El amor dura tres años

Este libro (…) aborda la contradicción que existe entre el amor y el mundo actual: cómo nuestra civilización del deseo, hedonista, destruye los sentimientos. Es un rasgo generacional, al menos masculino, esa enorme dificultad de pasar el resto de tu vida junto a la misma persona. Es como si el mundo estuviera organizado de tal forma que te impide quererte. Tal vez porque el amor es demasiado subversivo, lo cierto es que, entre el placer y la felicidad, se empuja a la gente a que escoja lo primero. Vivimos en la época del zapeo amoroso. Consumimos muchos productos, constantemente, y ello nos conduce a consumir también personas… (Frédéric Beigbeder, hoy, en La Vanguardia, al hablar de su libro El amor dura tres años).

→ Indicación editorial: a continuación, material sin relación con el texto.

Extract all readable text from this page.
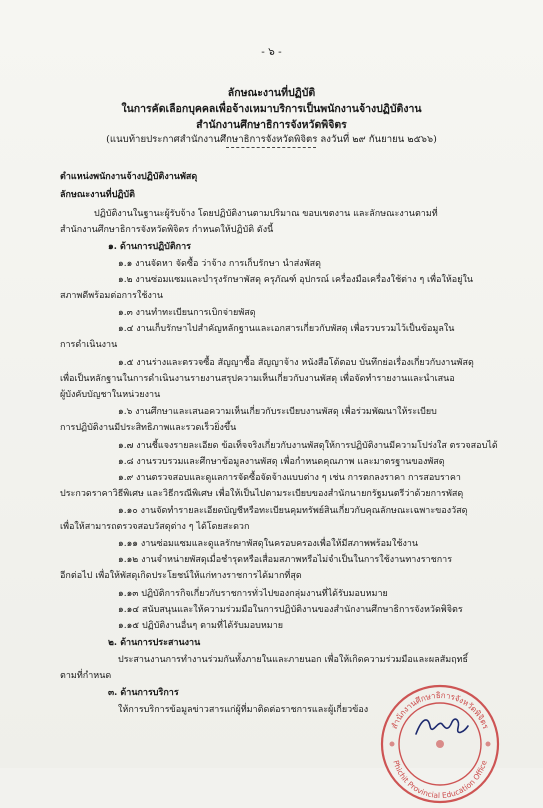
- ๖ -
ลักษณะงานที่ปฏิบัติ
ในการคัดเลือกบุคคลเพื่อจ้างเหมาบริการเป็นพนักงานจ้างปฏิบัติงาน
สำนักงานศึกษาธิการจังหวัดพิจิตร
(แนบท้ายประกาศสำนักงานศึกษาธิการจังหวัดพิจิตร ลงวันที่ ๒๙ กันยายน ๒๕๖๖)
ตำแหน่งพนักงานจ้างปฏิบัติงานพัสดุ
ลักษณะงานที่ปฏิบัติ
ปฏิบัติงานในฐานะผู้รับจ้าง โดยปฏิบัติงานตามปริมาณ ขอบเขตงาน และลักษณะงานตามที่
สำนักงานศึกษาธิการจังหวัดพิจิตร กำหนดให้ปฏิบัติ ดังนี้
๑. ด้านการปฏิบัติการ
๑.๑ งานจัดหา จัดซื้อ ว่าจ้าง การเก็บรักษา นำส่งพัสดุ
๑.๒ งานซ่อมแซมและบำรุงรักษาพัสดุ ครุภัณฑ์ อุปกรณ์ เครื่องมือเครื่องใช้ต่าง ๆ เพื่อให้อยู่ใน
สภาพดีพร้อมต่อการใช้งาน
๑.๓ งานทำทะเบียนการเบิกจ่ายพัสดุ
๑.๔ งานเก็บรักษาไปสำคัญหลักฐานและเอกสารเกี่ยวกับพัสดุ เพื่อรวบรวมไว้เป็นข้อมูลใน
การดำเนินงาน
๑.๕ งานร่างและตรวจซื้อ สัญญาซื้อ สัญญาจ้าง หนังสือโต้ตอบ บันทึกย่อเรื่องเกี่ยวกับงานพัสดุ
เพื่อเป็นหลักฐานในการดำเนินงานรายงานสรุปความเห็นเกี่ยวกับงานพัสดุ เพื่อจัดทำรายงานและนำเสนอ
ผู้บังคับบัญชาในหน่วยงาน
๑.๖ งานศึกษาและเสนอความเห็นเกี่ยวกับระเบียบงานพัสดุ เพื่อร่วมพัฒนาให้ระเบียบ
การปฏิบัติงานมีประสิทธิภาพและรวดเร็วยิ่งขึ้น
๑.๗ งานชี้แจงรายละเอียด ข้อเท็จจริงเกี่ยวกับงานพัสดุให้การปฏิบัติงานมีความโปร่งใส ตรวจสอบได้
๑.๘ งานรวบรวมและศึกษาข้อมูลงานพัสดุ เพื่อกำหนดคุณภาพ และมาตรฐานของพัสดุ
๑.๙ งานตรวจสอบและดูแลการจัดซื้อจัดจ้างแบบต่าง ๆ เช่น การตกลงราคา การสอบราคา
ประกวดราคาวิธีพิเศษ และวิธีกรณีพิเศษ เพื่อให้เป็นไปตามระเบียบของสำนักนายกรัฐมนตรีว่าด้วยการพัสดุ
๑.๑๐ งานจัดทำรายละเอียดบัญชีหรือทะเบียนคุมทรัพย์สินเกี่ยวกับคุณลักษณะเฉพาะของวัสดุ
เพื่อให้สามารถตรวจสอบวัสดุต่าง ๆ ได้โดยสะดวก
๑.๑๑ งานซ่อมแซมและดูแลรักษาพัสดุในครอบครองเพื่อให้มีสภาพพร้อมใช้งาน
๑.๑๒ งานจำหน่ายพัสดุเมื่อชำรุดหรือเสื่อมสภาพหรือไม่จำเป็นในการใช้งานทางราชการ
อีกต่อไป เพื่อให้พัสดุเกิดประโยชน์ให้แก่ทางราชการได้มากที่สุด
๑.๑๓ ปฏิบัติการกิจเกี่ยวกับราชการทั่วไปของกลุ่มงานที่ได้รับมอบหมาย
๑.๑๔ สนับสนุนและให้ความร่วมมือในการปฏิบัติงานของสำนักงานศึกษาธิการจังหวัดพิจิตร
๑.๑๕ ปฏิบัติงานอื่นๆ ตามที่ได้รับมอบหมาย
๒. ด้านการประสานงาน
ประสานงานการทำงานร่วมกันทั้งภายในและภายนอก เพื่อให้เกิดความร่วมมือและผลสัมฤทธิ์
ตามที่กำหนด
๓. ด้านการบริการ
ให้การบริการข้อมูลข่าวสารแก่ผู้ที่มาติดต่อราชการและผู้เกี่ยวข้อง
สำนักงานศึกษาธิการจังหวัดพิจิตร
Phichit Provincial Education Office
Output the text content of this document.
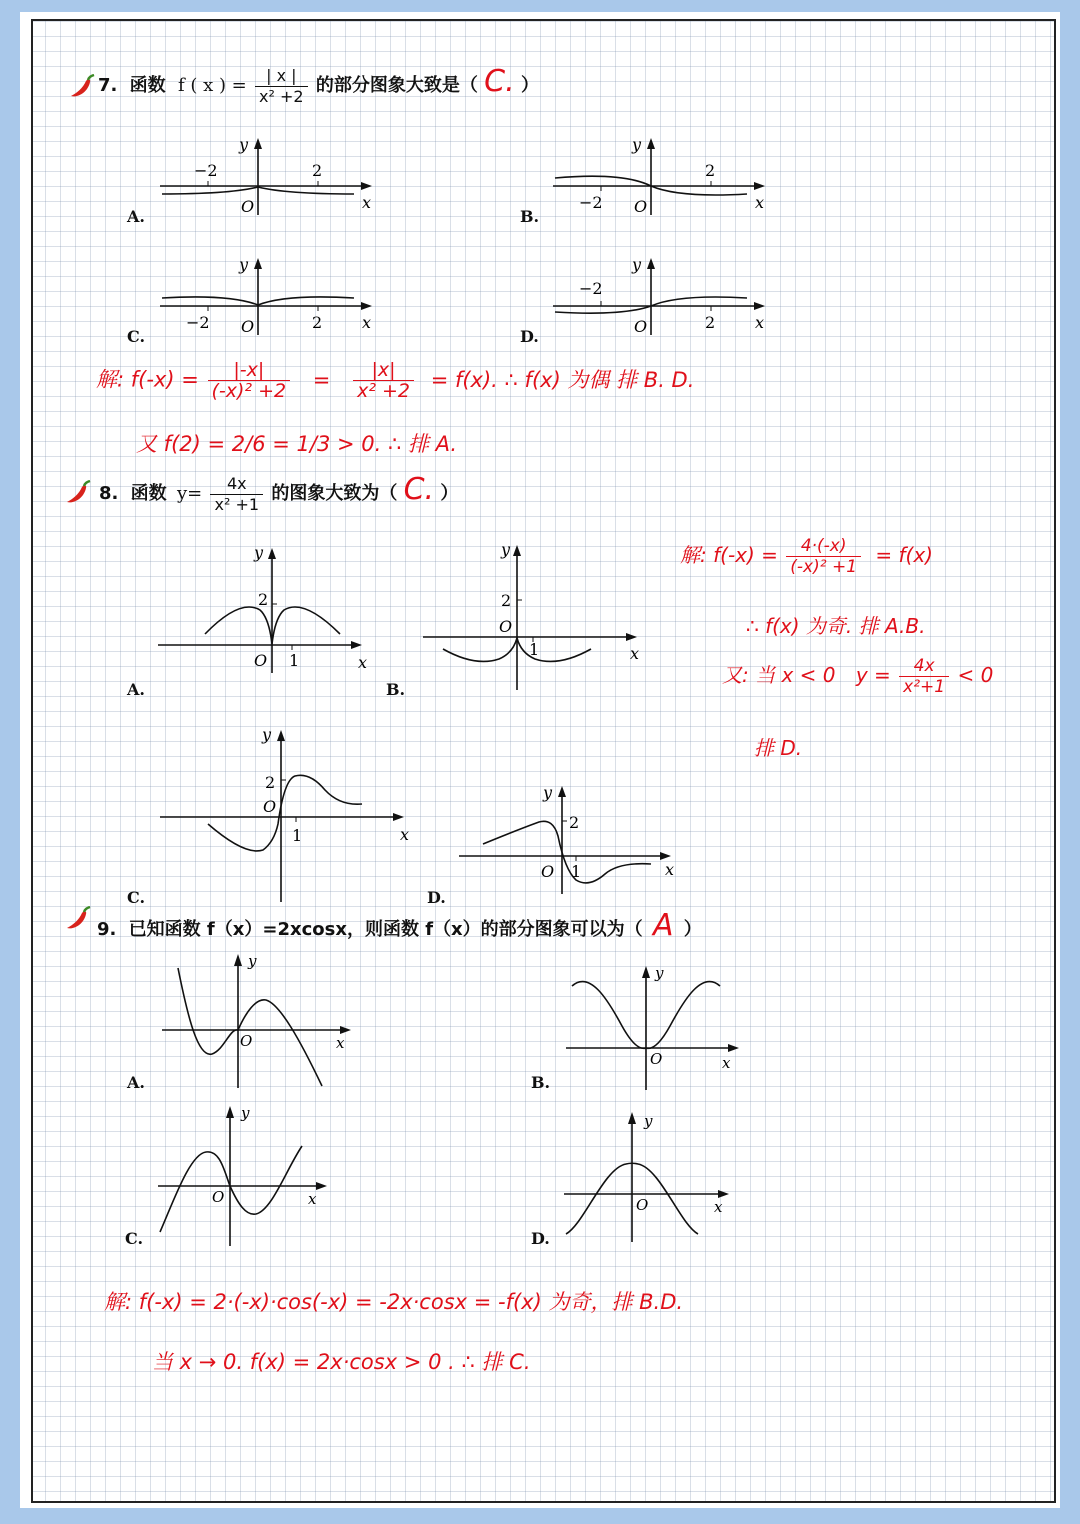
7. 函数 f ( x ) = $\frac{| x |}{\text{x² +2}}$ 的部分图象大致是（ C. ）
−2	2
O	x
y
A.
−2
2
O	x
y
B.
−2	2
O	x
y
C.
−2
2
O	x
y
D.
解: $f(-x) = \frac{|-x|}{\text{(-x)² +2}} = \frac{|x|}{\text{x² +2}} = f(x)$. ∴ f(x) 为偶 排 B. D.
又 f(2) = 2/6 = 1/3 > 0. ∴ 排 A.
8. 函数 $y= \frac{4x}{\text{x² +1}}$ 的图象大致为（ C. ）
2
1
O	x
y
A.
2
1
O
x
y
B.
2
1
O
x
y
C.
2
1
O	x
y
D.
解: $f(-x) = \frac{4\cdot(-x)}{\text{(-x)² +1}} = f(x)$
∴ f(x) 为奇. 排 A.B.
又: 当 x < 0 $y = \frac{4x}{\text{x²+1}} < 0$
排 D.
9. 已知函数 f（x）=2xcosx，则函数 f（x）的部分图象可以为（ A ）
O	x
y
A.
O	x
y
B.
O	x
y
C.
O	x
y
D.
解: f(-x) = 2·(-x)·cos(-x) = -2x·cosx = -f(x) 为奇，排 B.D.
当 x → 0. f(x) = 2x·cosx > 0 . ∴ 排 C.
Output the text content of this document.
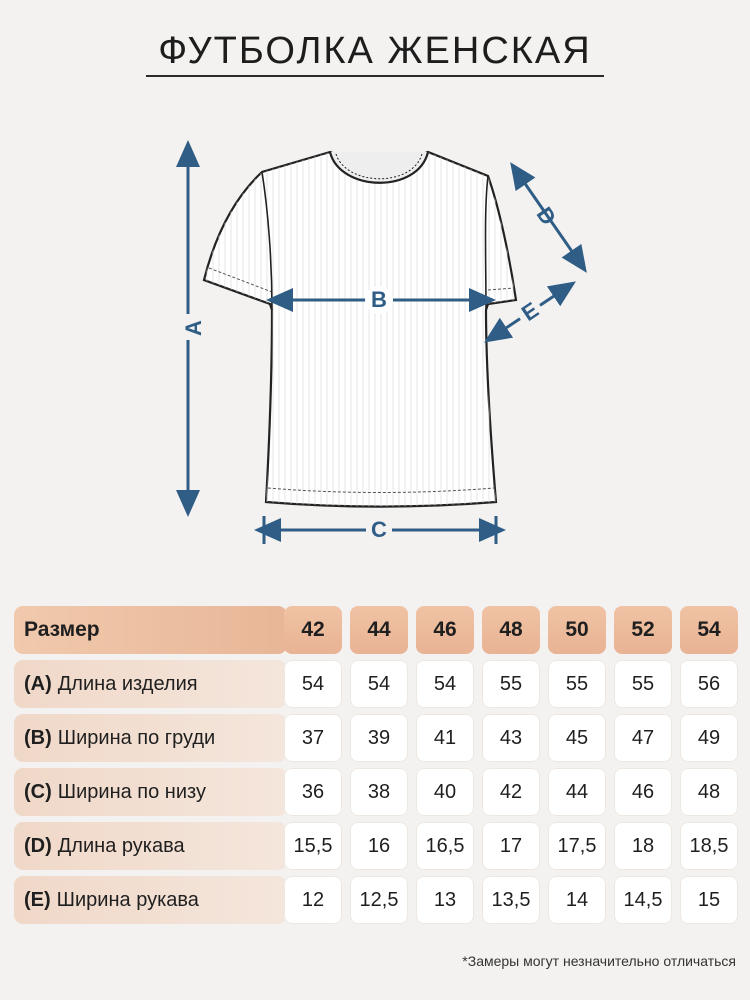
ФУТБОЛКА ЖЕНСКАЯ
A
B
C
D
E
Размер	42	44	46	48	50	52	54
(A) Длина изделия	54	54	54	55	55	55	56
(B) Ширина по груди	37	39	41	43	45	47	49
(C) Ширина по низу	36	38	40	42	44	46	48
(D) Длина рукава	15,5	16	16,5	17	17,5	18	18,5
(E) Ширина рукава	12	12,5	13	13,5	14	14,5	15
*Замеры могут незначительно отличаться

Pensemos fríamente en el futuro, aunque el mundo actual tampoco promueva el pensar en la madurez y la vejez. No creo que el zapeo desaparezca si se ha practicado siempre. Aunque el amor sea grande: amores grandes ha habido y habrá. El deseo seguirá ahí, ¿no? Y una persona madura de dentro de 40 años será distinta a una persona madura de hoy. ¿Cómo encajará la madurez este hedonismo practicado durante toda una vida?

¿Es posible que estemos en fase de depuración de las relaciones, en transición hacia una época en la que algunos modelos de relación se hayan jubilado, y en la que muchos valores hayan pasado a la historia? ¿Que el compromiso a machete o la fidelidad lleguen a sonar tan raros como lo es ahora hablar de cortejo, príncipe azul, pedida de mano o amor eterno? ¿Que se avance hacia nuevos modelos de relación?

Hay quien piensa que es una etapa, que se volverá (¿por miedo?) a las relaciones sólidas que se promovían hace 60 años. ¡Quién sabe! La última palabra la tiene cada uno…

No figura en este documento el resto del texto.